Nokia announced yesterday a relaunch of their Club Nokia online portal, now to be called Ovi, is on its way later this year. It’s designed to sell content and services and of course create a community for Nokia phone owners... declaring that "selling devices isn't enough any more".

Ok well you learn something new every day... Ovi means "door" in Finnish. Let’s think about what else we've learned, particularly from the walled garden approach to content.

AOL did it very successfully for many, many years. In fact it is still successful to this day with the walled garden approach , although that may be more likely due to the fact that its nearly impossible to cancel the damn thing... but that’s a different story.

I think things will be significantly different this time around with mobile, while on the surface the mobile internet may look a lot like the tethered internet of 1994, don't expect a mobile walled garden approach to succeed for very long, here is why...

Online life outside the AOL compound in 1994 WAS a little scary, connections were unreliable and slow, finding sites was more difficult you had to truly "surf" from link to link to find stuff and frankly there wasn't nearly as much quality stuff out there.

Fast forward to 2007, well let’s summarize it like this... you can attend college, meet your husband/wife, buy groceries, watch TV, get a mortgage and do pretty much anything else online. In other words the Internet has developed from the simple and scary unknown, to just an extension of many people's life, with tens if not hundreds of thousands of online companies developing new products and innovations every day.

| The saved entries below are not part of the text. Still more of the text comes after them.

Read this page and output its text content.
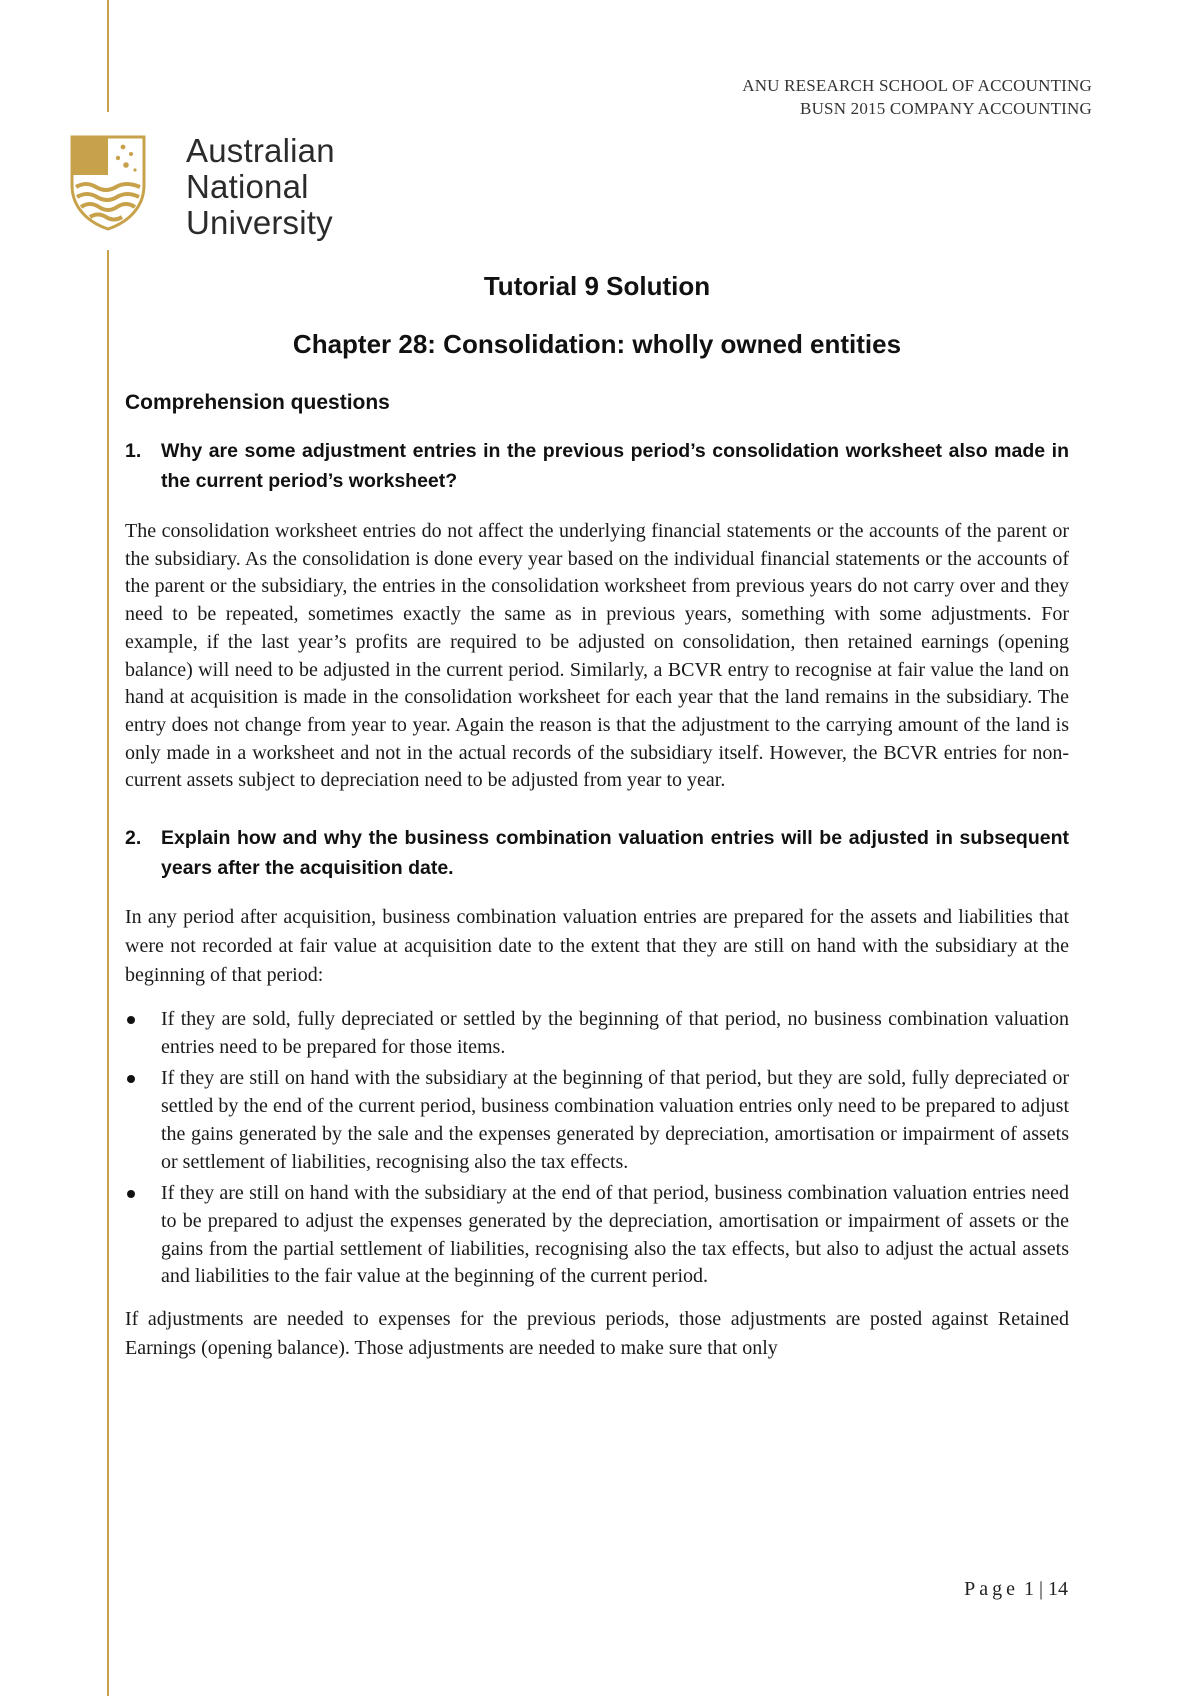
ANU RESEARCH SCHOOL OF ACCOUNTING
BUSN 2015 COMPANY ACCOUNTING
Australian
National
University
Tutorial 9 Solution
Chapter 28: Consolidation: wholly owned entities
Comprehension questions
1.	Why are some adjustment entries in the previous period’s consolidation worksheet also made in the current period’s worksheet?

The consolidation worksheet entries do not affect the underlying financial statements or the accounts of the parent or the subsidiary. As the consolidation is done every year based on the individual financial statements or the accounts of the parent or the subsidiary, the entries in the consolidation worksheet from previous years do not carry over and they need to be repeated, sometimes exactly the same as in previous years, something with some adjustments. For example, if the last year’s profits are required to be adjusted on consolidation, then retained earnings (opening balance) will need to be adjusted in the current period. Similarly, a BCVR entry to recognise at fair value the land on hand at acquisition is made in the consolidation worksheet for each year that the land remains in the subsidiary. The entry does not change from year to year. Again the reason is that the adjustment to the carrying amount of the land is only made in a worksheet and not in the actual records of the subsidiary itself. However, the BCVR entries for non-current assets subject to depreciation need to be adjusted from year to year.

2.	Explain how and why the business combination valuation entries will be adjusted in subsequent years after the acquisition date.

In any period after acquisition, business combination valuation entries are prepared for the assets and liabilities that were not recorded at fair value at acquisition date to the extent that they are still on hand with the subsidiary at the beginning of that period:

If they are sold, fully depreciated or settled by the beginning of that period, no business combination valuation entries need to be prepared for those items.
If they are still on hand with the subsidiary at the beginning of that period, but they are sold, fully depreciated or settled by the end of the current period, business combination valuation entries only need to be prepared to adjust the gains generated by the sale and the expenses generated by depreciation, amortisation or impairment of assets or settlement of liabilities, recognising also the tax effects.
If they are still on hand with the subsidiary at the end of that period, business combination valuation entries need to be prepared to adjust the expenses generated by the depreciation, amortisation or impairment of assets or the gains from the partial settlement of liabilities, recognising also the tax effects, but also to adjust the actual assets and liabilities to the fair value at the beginning of the current period.

If adjustments are needed to expenses for the previous periods, those adjustments are posted against Retained Earnings (opening balance). Those adjustments are needed to make sure that only

Page 1 | 14
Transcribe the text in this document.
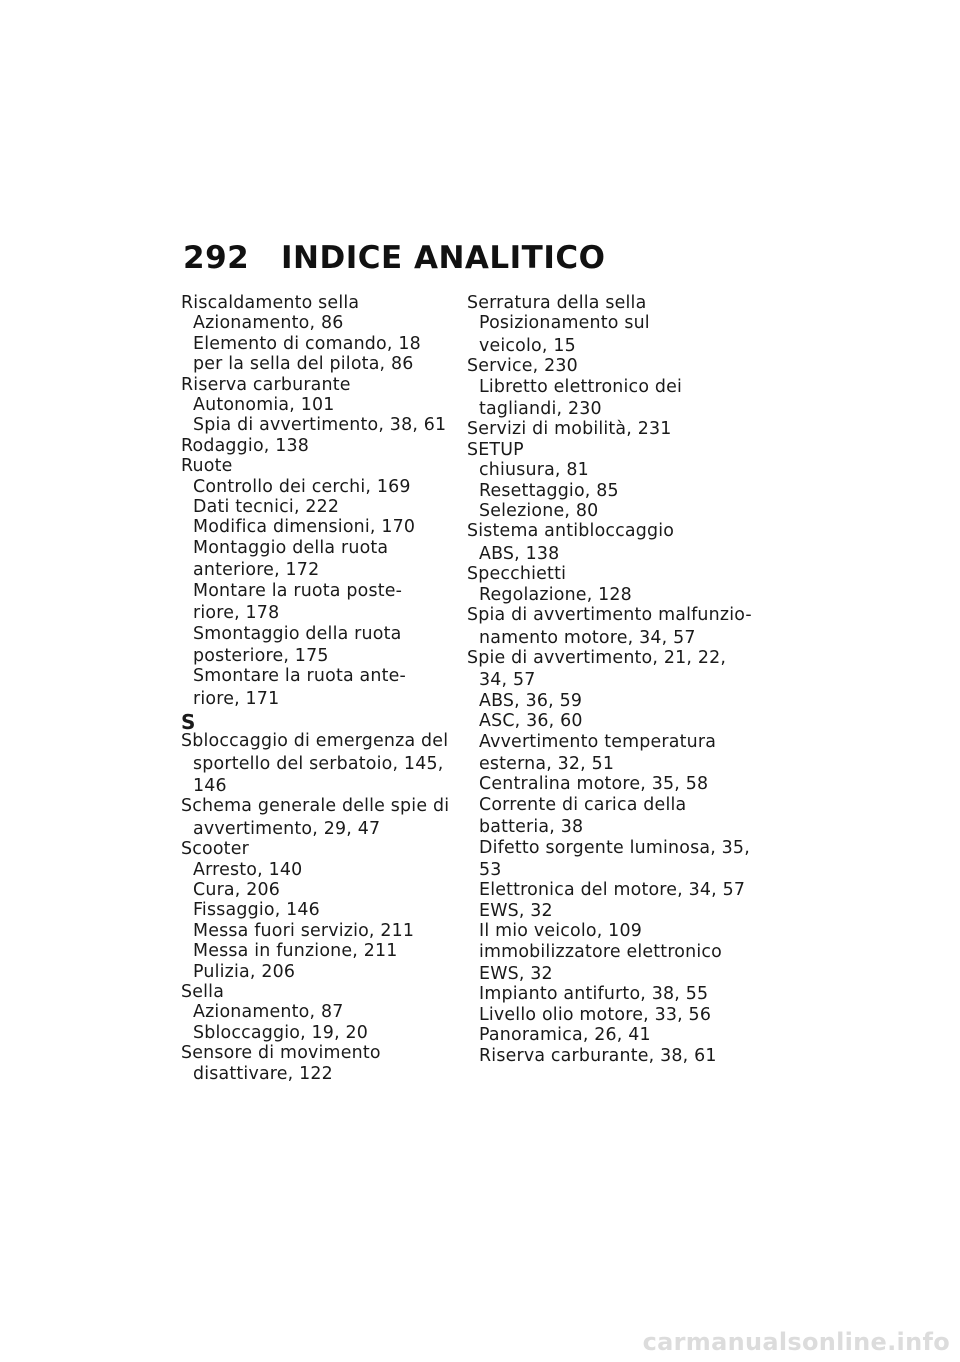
292 INDICE ANALITICO
Riscaldamento sella
Azionamento, 86
Elemento di comando, 18
per la sella del pilota, 86
Riserva carburante
Autonomia, 101
Spia di avvertimento, 38, 61
Rodaggio, 138
Ruote
Controllo dei cerchi, 169
Dati tecnici, 222
Modifica dimensioni, 170
Montaggio della ruota
anteriore, 172
Montare la ruota poste-
riore, 178
Smontaggio della ruota
posteriore, 175
Smontare la ruota ante-
riore, 171
S
Sbloccaggio di emergenza del
sportello del serbatoio, 145,
146
Schema generale delle spie di
avvertimento, 29, 47
Scooter
Arresto, 140
Cura, 206
Fissaggio, 146
Messa fuori servizio, 211
Messa in funzione, 211
Pulizia, 206
Sella
Azionamento, 87
Sbloccaggio, 19, 20
Sensore di movimento
disattivare, 122
Serratura della sella
Posizionamento sul
veicolo, 15
Service, 230
Libretto elettronico dei
tagliandi, 230
Servizi di mobilità, 231
SETUP
chiusura, 81
Resettaggio, 85
Selezione, 80
Sistema antibloccaggio
ABS, 138
Specchietti
Regolazione, 128
Spia di avvertimento malfunzio-
namento motore, 34, 57
Spie di avvertimento, 21, 22,
34, 57
ABS, 36, 59
ASC, 36, 60
Avvertimento temperatura
esterna, 32, 51
Centralina motore, 35, 58
Corrente di carica della
batteria, 38
Difetto sorgente luminosa, 35,
53
Elettronica del motore, 34, 57
EWS, 32
Il mio veicolo, 109
immobilizzatore elettronico
EWS, 32
Impianto antifurto, 38, 55
Livello olio motore, 33, 56
Panoramica, 26, 41
Riserva carburante, 38, 61
carmanualsonline.info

Ok so back to Ovi... so I understand why Nokia would want to build Ovi. Digital content is a lucrative business and there are obvious reasons to try to strengthen and extend the relationships they have with their customers and make some extra money at the same time. It's also promising that the press release mentions enabling customers to "access their existing social networks" ... but let’s hope that opening this closet "door" to the Nokia walled garden doesn't mean closing the front door for Nokia users.

1 comments:

Anonymous said...

I see this coming when Nokia announced that they will be providing AGPS service through their SUPL server. This is a smart move for Nokia and may be beneficial to some small network providers especially in Asia and Europe. But, how would the bigger guys like Vodafone, Orange or AT&T reacts to Nokia since these providers already have build similar services on their network?